Interesting essay, right? It made me think a lot about whether I am, in fact, research-minded. I have been reciting, for the past few days, that I don't make a good student, which is not to say that I don't put effort into studies - that has been taken care of lately. Even when I do score well, it does not give me the same satisfaction as I had when I taught myself (long story) phonetics, for instance. Excelling in German class was nothing compared to the sense of achievement brought by looking up intricacies of the conjunctive tense with my sister. What I mean is, I don't perform my best in your typical classroom setting and have been lately assuming this might stand in the way of me studying further, as a researcher. Not wholly logical, I agree, seeing as how research is essentially different from taking courses and giving exams - and the fact is only corroborated by the article. However, this post is not about that, or even about the essay, really.

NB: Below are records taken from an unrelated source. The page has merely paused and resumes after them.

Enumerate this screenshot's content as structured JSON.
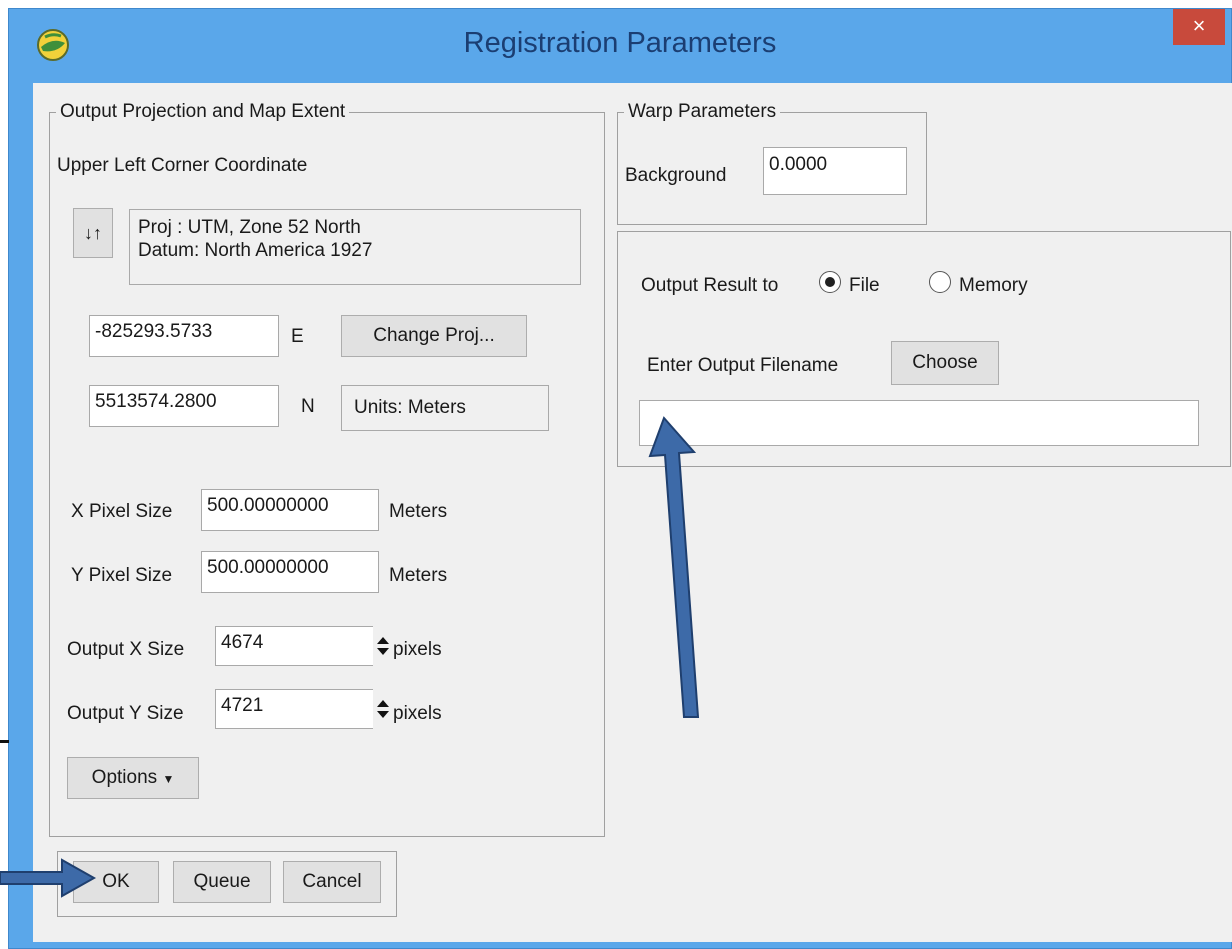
{
  "window": {
    "title": "Registration Parameters",
    "close_glyph": "×"
  },
  "projection_group": {
    "legend": "Output Projection and Map Extent",
    "corner_label": "Upper Left Corner Coordinate",
    "swap_icon_glyph": "↓↑",
    "proj_line": "Proj : UTM, Zone 52 North",
    "datum_line": "Datum: North America 1927",
    "easting": {
      "value": "-825293.5733",
      "unit": "E"
    },
    "northing": {
      "value": "5513574.2800",
      "unit": "N"
    },
    "change_proj_label": "Change Proj...",
    "units_label": "Units: Meters",
    "x_pixel": {
      "label": "X Pixel Size",
      "value": "500.00000000",
      "unit": "Meters"
    },
    "y_pixel": {
      "label": "Y Pixel Size",
      "value": "500.00000000",
      "unit": "Meters"
    },
    "x_size": {
      "label": "Output X Size",
      "value": "4674",
      "unit": "pixels"
    },
    "y_size": {
      "label": "Output Y Size",
      "value": "4721",
      "unit": "pixels"
    },
    "options_label": "Options",
    "options_arrow": "▼"
  },
  "warp_group": {
    "legend": "Warp Parameters",
    "background_label": "Background",
    "background_value": "0.0000"
  },
  "output_panel": {
    "result_label": "Output Result to",
    "file_label": "File",
    "memory_label": "Memory",
    "selected": "File",
    "filename_label": "Enter Output Filename",
    "choose_label": "Choose",
    "filename_value": ""
  },
  "buttons": {
    "ok": "OK",
    "queue": "Queue",
    "cancel": "Cancel"
  },
  "colors": {
    "titlebar": "#5aa7ea",
    "title_text": "#1b3e72",
    "close_button": "#c84a3c",
    "dialog_bg": "#f0f0f0",
    "arrow_fill": "#3d6aa8",
    "arrow_stroke": "#1f3f6e"
  },
  "icons": {
    "app": "globe-icon",
    "swap": "swap-arrows-icon",
    "spinner": "spinner-arrows-icon",
    "dropdown": "caret-down-icon"
  }
}
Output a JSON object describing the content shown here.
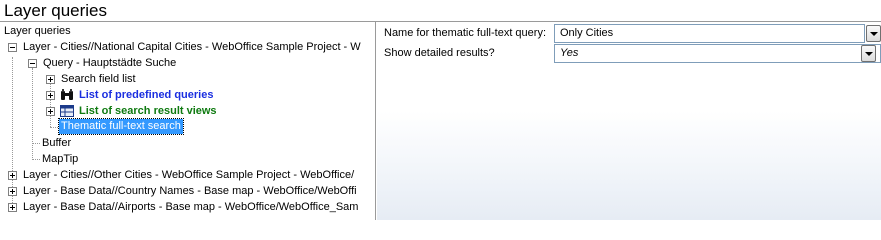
{
  "window": {
    "title": "Layer queries"
  },
  "tree": {
    "root_label": "Layer queries",
    "nodes": [
      {
        "label": "Layer - Cities//National Capital Cities - WebOffice Sample Project - W"
      },
      {
        "label": "Query - Hauptstädte Suche"
      },
      {
        "label": "Search field list"
      },
      {
        "label": "List of predefined queries"
      },
      {
        "label": "List of search result views"
      },
      {
        "label": "Thematic full-text search"
      },
      {
        "label": "Buffer"
      },
      {
        "label": "MapTip"
      },
      {
        "label": "Layer - Cities//Other Cities - WebOffice Sample Project - WebOffice/"
      },
      {
        "label": "Layer - Base Data//Country Names - Base map - WebOffice/WebOffi"
      },
      {
        "label": "Layer - Base Data//Airports - Base map - WebOffice/WebOffice_Sam"
      }
    ],
    "selected": "Thematic full-text search"
  },
  "properties": {
    "fulltext_name_label": "Name for thematic full-text query:",
    "fulltext_name_value": "Only Cities",
    "show_detailed_label": "Show detailed results?",
    "show_detailed_value": "Yes"
  },
  "colors": {
    "selection": "#3399ff",
    "predefined_queries_text": "#1a2ee0",
    "result_views_text": "#0e7a10"
  },
  "icons": [
    "binoculars-icon",
    "table-icon",
    "expand-plus-icon",
    "collapse-minus-icon",
    "dropdown-arrow-icon"
  ]
}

It's about how important it is to let yourself be stupid every once in a while, to place yourself out there to be judged, criticized, mocked. It doesn't make sense to stay inside a closet forever for fear of being made fun of, for fear of seeming stupid. It is very important to, beyond a point, simply not care about past stupidities. To not be embarrassed. To not delete a blog only because it fails to make sense to you half a year later. Or edit a post that someone dismissed as silly for an inarguably justified reason. It is important to give yourself the chance to do stupid things because they are the ones that will help you learn, change. And it is very important to keep the stupid things alive and kicking, in your memory, on your blog, in a photo album, as a reminder of how far you've come, and mostly as a reminder for you to just stop taking yourself so seriously, already. Hence the revival of the blog. Oh no, did I say I won't address that?